Loi Dalo : bilan en demi-teinte

Publié le 02/12/2013
France
 

Près de six ans après son entrée en application, la loi qui donne un Droit au logement opposable (Dalo) à ceux qui ne trouvent pas à se loger est une avancée considérable ; mais les résultats sont loin d’être satisfaisants.

Une loi qui donne pouvoir aux plus mal logés de traduire l’État en justice peut-elle fonctionner ? La réponse est oui. Le droit au logement opposable, issu de la loi du 5 mars 2007 et votée à l’unanimité par l’Assemblée nationale, a permis de (re)loger plusieurs dizaines de milliers de personnes.

« C’est une grande avancée, affirme Matthieu Hoarau, mandaté par le Secours Catholique et la Fondation Abbé Pierre pour coordonner la formation et les actions des bénévoles des deux associations. La loi s’applique sur l’ensemble du territoire national, mais il y a des zones où elle fonctionne moins bien, notamment en régions parisienne, Rhône-Alpes, Provence-Alpes-Côte d’Azur et Nord-Pas-de-Calais. »

418 188 recours

Lors du 5ème bilan parlementaire du Dalo, organisé le 28 novembre dernier, les chiffres présentés ont prouvé que le système fonctionne, mais qu’il fonctionne mal. Depuis l’entrée en vigueur de la loi, sur 418 188 recours Dalo déposés, 114 559 ménages ont été reconnus prioritaires, mais seuls 66 000 d’entre eux ont été relogés, tandis que les 48 000 autres sont toujours en attente.

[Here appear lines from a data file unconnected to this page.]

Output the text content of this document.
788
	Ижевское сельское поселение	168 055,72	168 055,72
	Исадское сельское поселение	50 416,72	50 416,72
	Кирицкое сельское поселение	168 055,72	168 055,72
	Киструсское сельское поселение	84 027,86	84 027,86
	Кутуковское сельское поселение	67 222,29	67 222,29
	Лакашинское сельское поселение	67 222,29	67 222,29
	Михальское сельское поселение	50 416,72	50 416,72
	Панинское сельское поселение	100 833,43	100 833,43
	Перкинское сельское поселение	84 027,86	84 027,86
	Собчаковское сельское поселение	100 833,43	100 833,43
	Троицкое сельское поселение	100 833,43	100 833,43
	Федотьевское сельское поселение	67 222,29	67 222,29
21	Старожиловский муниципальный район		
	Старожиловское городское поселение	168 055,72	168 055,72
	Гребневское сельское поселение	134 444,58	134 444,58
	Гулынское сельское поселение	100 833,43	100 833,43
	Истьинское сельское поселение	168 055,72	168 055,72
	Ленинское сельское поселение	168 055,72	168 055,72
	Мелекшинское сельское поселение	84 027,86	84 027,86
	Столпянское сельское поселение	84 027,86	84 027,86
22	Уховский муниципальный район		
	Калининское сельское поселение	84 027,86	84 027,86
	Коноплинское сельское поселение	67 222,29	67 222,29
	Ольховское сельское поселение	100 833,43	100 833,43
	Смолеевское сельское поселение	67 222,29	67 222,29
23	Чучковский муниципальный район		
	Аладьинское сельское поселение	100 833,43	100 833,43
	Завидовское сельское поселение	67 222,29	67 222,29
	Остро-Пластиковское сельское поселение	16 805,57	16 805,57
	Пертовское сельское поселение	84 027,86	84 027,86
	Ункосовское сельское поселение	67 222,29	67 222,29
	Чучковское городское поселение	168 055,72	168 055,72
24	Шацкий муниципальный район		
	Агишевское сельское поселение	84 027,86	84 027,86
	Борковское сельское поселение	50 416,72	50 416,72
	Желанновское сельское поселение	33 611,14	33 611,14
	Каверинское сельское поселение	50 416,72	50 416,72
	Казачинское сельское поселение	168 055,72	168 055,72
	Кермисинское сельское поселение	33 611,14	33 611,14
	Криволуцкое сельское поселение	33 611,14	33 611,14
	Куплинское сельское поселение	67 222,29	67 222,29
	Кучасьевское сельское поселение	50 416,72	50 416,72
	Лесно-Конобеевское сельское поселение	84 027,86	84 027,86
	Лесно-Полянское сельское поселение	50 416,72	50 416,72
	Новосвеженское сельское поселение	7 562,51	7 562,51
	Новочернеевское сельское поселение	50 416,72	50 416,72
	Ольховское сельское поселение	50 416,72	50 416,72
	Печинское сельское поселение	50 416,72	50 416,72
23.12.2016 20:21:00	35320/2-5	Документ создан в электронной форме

L’an dernier, la ministre du Logement avait indiqué que 15 000 ménages reconnus prioritaires seraient relogés en 2013. Cécile Duflot, lors de ce 5ème bilan, a dû admettre qu’elle n’y était pas arrivée.

Que faire pour y arriver ?

Que faire pour y arriver quand on sait qu’au rythme actuel, depuis plusieurs années les constructions restent largement insuffisantes ? Car sur les 500 000 nouveaux logements attendus cette année, seuls 340 000 ont été construits.

Victoire Le Cœur, coresponsable du département “De la rue au logement” au Secours Catholique, suggère de se battre sur deux fronts : celui du parc locatif – qui devrait être davantage élargi au parc privé et ne plus se cantonner aux immeubles sociaux (comme d’ailleurs l’indique la loi) ; et celui du regard stigmatisant porté sur les personnes prioritaires, que certains appellent les "Dalo".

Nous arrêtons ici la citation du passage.